Defining Interactive Media Arts

Definitions are tools. When we find a tool that isn’t working for us, it’s important for us to learn to mold, shape, and adapt that tool for our own needs. In class we've been reading and discussing a variety of definitions for this thing we're calling "Interactive Media Arts." (And more specifically, a definition for Interaction, as it pertains to the arts.) The definition which possibly has the most clarity comes from Chris Crawford in Designing Interactivity, by way of this fantastic Tom Igoe write-up.

“Interaction: a cyclic process in which two or more actors alternately listen, think, and speak.”

While lovely in its simplicity, this definition still doesn't quite resonate with me. One of the case studies that I keep returning to is that of the type designer. There is a tremendous amount of work and conscious care that goes into the development of a typeface designed for readability. To create a typeface capable of the magic trick of allowing a reader to convert into automatic reading is not a happenstance. Type is an intentionally interactive form. It in no way meets the above definition. There is no cyclic process, or back and forth conversation. It is a one-sided conversation, traveling over space and time, allowing for the transportation of (what is often) a third person's ideas. There is a triangulation stretching between type designer, the author, and the reader. Imagine you were able to convey this same relationship with a medium other than type. I have no doubt that it would yearn to be classified as interactive.

In one of the videos we watched for Interface Lab, there was mention of how everything actually is a circuit; it’s just that air is such a strong resistor that most of these circuits just aren't doing much [BETH, return here with a reference link!]. There is a spectrum. Similarly, two-dimensional art always has some level of dimensionality.

This feels like an apt framework in which to re-evalaute a definition of “interaction”. As Craig phrased it in class, there are“quantifying levels of interactivity.” With that in mind, I think the more important thing to consider is the content of the work, rather than trying to find one definition for the form of the work. For example, with the above definition, I could imagine a project that actively prevents an actor from participation. Imagine a great big shiny red button that looks like it desperately wants to be pushed, and it doesn’t budge. You can have a piece of interactive media art that does not allow for “interaction.” The only throughline to categorize artwork that holds for me is intention. This can be broad. I don’t think that’s a bad thing.

I think to define interaction, you need two or more actors. Actors can be people, machines, or one person or machine at a different moment in time. OK, so two or more instances of actors.
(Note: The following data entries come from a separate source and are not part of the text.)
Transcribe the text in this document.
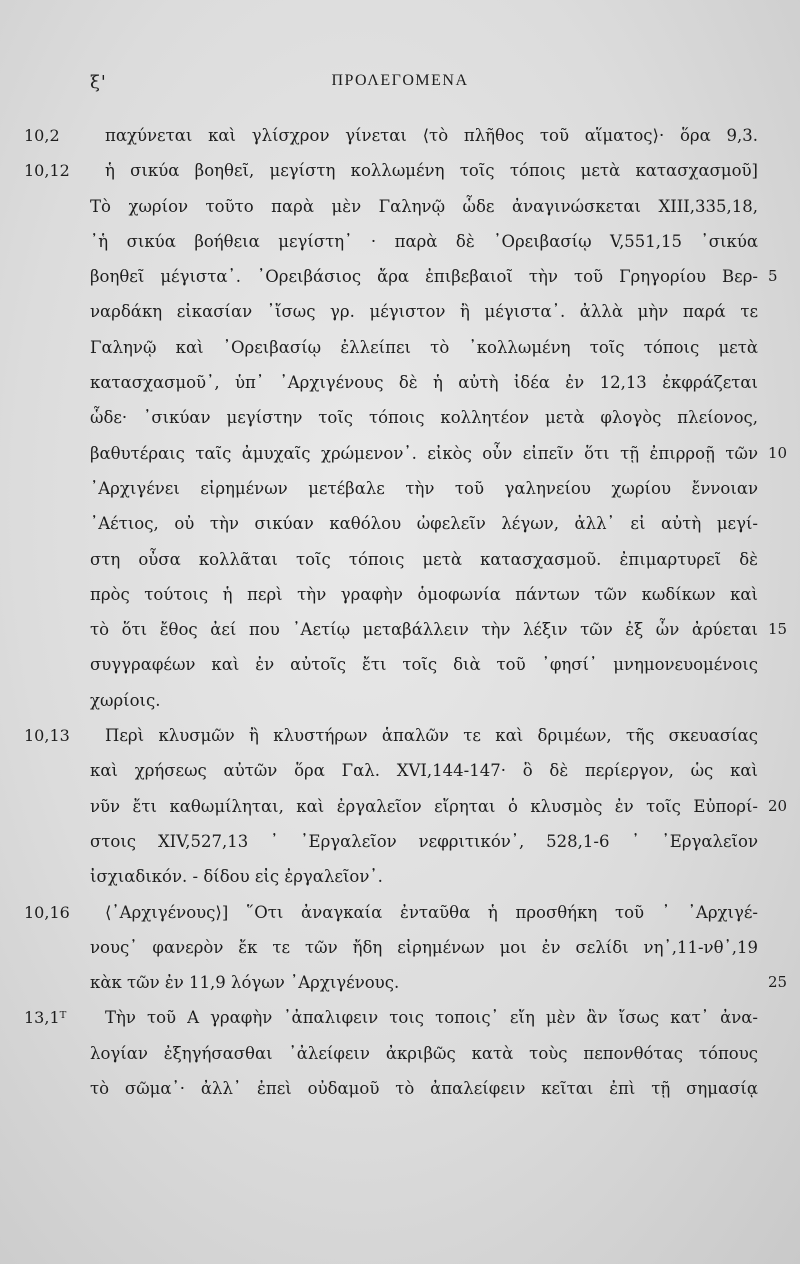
ξ'	ΠΡΟΛΕΓΟΜΕΝΑ
10,2	παχύνεται καὶ γλίσχρον γίνεται ⟨τὸ πλῆθος τοῦ αἵματος⟩· ὅρα 9,3.
10,12	ἡ σικύα βοηθεῖ, μεγίστη κολλωμένη τοῖς τόποις μετὰ κατασχασμοῦ]
Τὸ χωρίον τοῦτο παρὰ μὲν Γαληνῷ ὧδε ἀναγινώσκεται XIII,335,18,
᾿ἡ σικύα βοήθεια μεγίστη᾿ · παρὰ δὲ ᾿Ορειβασίῳ V,551,15 ᾿σικύα
βοηθεῖ μέγιστα᾿. ᾿Ορειβάσιος ἄρα ἐπιβεβαιοῖ τὴν τοῦ Γρηγορίου Βερ- 5
ναρδάκη εἰκασίαν ᾿ἴσως γρ. μέγιστον ἢ μέγιστα᾿. ἀλλὰ μὴν παρά τε
Γαληνῷ καὶ ᾿Ορειβασίῳ ἐλλείπει τὸ ᾿κολλωμένη τοῖς τόποις μετὰ
κατασχασμοῦ᾿, ὑπ᾿ ᾿Αρχιγένους δὲ ἡ αὐτὴ ἰδέα ἐν 12,13 ἐκφράζεται
ὧδε· ᾿σικύαν μεγίστην τοῖς τόποις κολλητέον μετὰ φλογὸς πλείονος,
βαθυτέραις ταῖς ἀμυχαῖς χρώμενον᾿. εἰκὸς οὖν εἰπεῖν ὅτι τῇ ἐπιρροῇ τῶν 10
᾿Αρχιγένει εἰρημένων μετέβαλε τὴν τοῦ γαληνείου χωρίου ἔννοιαν
᾿Αέτιος, οὐ τὴν σικύαν καθόλου ὠφελεῖν λέγων, ἀλλ᾿ εἰ αὐτὴ μεγί-
στη οὖσα κολλᾶται τοῖς τόποις μετὰ κατασχασμοῦ. ἐπιμαρτυρεῖ δὲ
πρὸς τούτοις ἡ περὶ τὴν γραφὴν ὁμοφωνία πάντων τῶν κωδίκων καὶ
τὸ ὅτι ἔθος ἀεί που ᾿Αετίῳ μεταβάλλειν τὴν λέξιν τῶν ἐξ ὧν ἀρύεται 15
συγγραφέων καὶ ἐν αὐτοῖς ἔτι τοῖς διὰ τοῦ ᾿φησί᾿ μνημονευομένοις
χωρίοις.
10,13	Περὶ κλυσμῶν ἢ κλυστήρων ἁπαλῶν τε καὶ δριμέων, τῆς σκευασίας
καὶ χρήσεως αὐτῶν ὅρα Γαλ. XVI,144-147· ὃ δὲ περίεργον, ὡς καὶ
νῦν ἔτι καθωμίληται, καὶ ἐργαλεῖον εἴρηται ὁ κλυσμὸς ἐν τοῖς Εὐπορί- 20
στοις XIV,527,13 ᾿ ᾿Εργαλεῖον νεφριτικόν᾿, 528,1-6 ᾿ ᾿Εργαλεῖον
ἰσχιαδικόν. - δίδου εἰς ἐργαλεῖον᾿.
10,16	⟨᾿Αρχιγένους⟩] ῞Οτι ἀναγκαία ἐνταῦθα ἡ προσθήκη τοῦ ᾿ ᾿Αρχιγέ-
νους᾿ φανερὸν ἔκ τε τῶν ἤδη εἰρημένων μοι ἐν σελίδι νη᾿,11-νθ᾿,19
κὰκ τῶν ἐν 11,9 λόγων ᾿Αρχιγένους.	25
13,1ᵀ	Τὴν τοῦ Α γραφὴν ᾿ἀπαλιφειν τοις τοποις᾿ εἴη μὲν ἂν ἴσως κατ᾿ ἀνα-
λογίαν ἐξηγήσασθαι ᾿ἀλείφειν ἀκριβῶς κατὰ τοὺς πεπονθότας τόπους
τὸ σῶμα᾿· ἀλλ᾿ ἐπεὶ οὐδαμοῦ τὸ ἀπαλείφειν κεῖται ἐπὶ τῇ σημασίᾳ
Then, borrowing from PHYSICS definition for interaction from Oxford Language (see screenshot below), the word “affect” feels appropriate.
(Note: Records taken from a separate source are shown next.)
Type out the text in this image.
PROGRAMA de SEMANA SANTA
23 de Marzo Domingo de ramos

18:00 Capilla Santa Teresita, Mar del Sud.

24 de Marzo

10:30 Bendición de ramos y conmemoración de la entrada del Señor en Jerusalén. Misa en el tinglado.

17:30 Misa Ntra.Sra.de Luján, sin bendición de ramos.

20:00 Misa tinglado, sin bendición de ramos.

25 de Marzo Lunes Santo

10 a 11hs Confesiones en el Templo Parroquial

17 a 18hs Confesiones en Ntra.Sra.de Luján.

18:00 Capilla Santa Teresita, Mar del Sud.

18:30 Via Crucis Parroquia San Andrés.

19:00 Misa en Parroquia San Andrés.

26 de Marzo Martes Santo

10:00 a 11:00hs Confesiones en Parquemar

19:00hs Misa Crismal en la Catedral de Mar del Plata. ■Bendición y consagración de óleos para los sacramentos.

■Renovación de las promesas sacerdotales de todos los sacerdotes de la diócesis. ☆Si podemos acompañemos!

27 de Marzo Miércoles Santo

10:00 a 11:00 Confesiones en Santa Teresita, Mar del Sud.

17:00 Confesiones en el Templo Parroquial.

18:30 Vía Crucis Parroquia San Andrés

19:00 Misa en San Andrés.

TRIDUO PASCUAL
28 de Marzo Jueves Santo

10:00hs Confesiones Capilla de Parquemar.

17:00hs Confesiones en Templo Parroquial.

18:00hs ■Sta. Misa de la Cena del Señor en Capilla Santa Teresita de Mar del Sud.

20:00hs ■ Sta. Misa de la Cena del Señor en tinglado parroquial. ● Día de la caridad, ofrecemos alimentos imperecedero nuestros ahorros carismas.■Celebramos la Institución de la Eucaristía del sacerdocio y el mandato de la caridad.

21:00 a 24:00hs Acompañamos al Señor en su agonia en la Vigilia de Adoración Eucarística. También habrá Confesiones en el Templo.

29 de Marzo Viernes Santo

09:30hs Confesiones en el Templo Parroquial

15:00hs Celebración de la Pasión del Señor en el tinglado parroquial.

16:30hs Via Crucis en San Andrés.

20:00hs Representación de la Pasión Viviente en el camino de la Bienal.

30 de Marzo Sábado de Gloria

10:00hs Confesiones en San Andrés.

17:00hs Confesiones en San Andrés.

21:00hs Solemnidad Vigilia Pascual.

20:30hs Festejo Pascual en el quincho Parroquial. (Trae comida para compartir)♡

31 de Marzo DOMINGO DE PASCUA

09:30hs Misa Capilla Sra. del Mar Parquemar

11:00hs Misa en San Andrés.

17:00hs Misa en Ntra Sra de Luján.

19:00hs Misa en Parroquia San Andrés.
I’m not sure I have a good handle on “media arts,” so I’ll rely on the definitions of others there.

  • “Similarly, the National Endowment for the Arts defines media arts as “all genres and forms that use electronic media, film and technology (analog and digital; old and new) as an artistic medium or a medium to broaden arts appreciation and awareness of any discipline. This includes projects presented via film, television, radio, audio, video, the Internet, interactive and mobile technologies, video games, immersive and multi-platform storytelling, and satellite streaming.” “ https://www.davisart.com/blogs/schoolarts-room/what-is-media-art/


Interaction: The way that two or more instances of an actor affect one another.

Interactive Art: Art (Form and content) that has been created with specific consideration for interaction (the way that two or more instances of an actor can affect one another.)

Interactive Media Art: Interactive Art (Art that has been created with specific consideration for interaction) that uses “electronic media, film and technology (analog and digital; old and new) as an artistic medium.


Which brings us to an annoying, hard-to-decipher verbose definition of Interactive Media Arts as…


Interactive Media Arts

A combination of form and content that has been created with specific consideration for the way that two or more instances of an actor can affect one another, that uses “electronic media, film and technology…as an artistic medium.”


Timestamped on July 15, 2021. Let’s see if this holds water one year from now.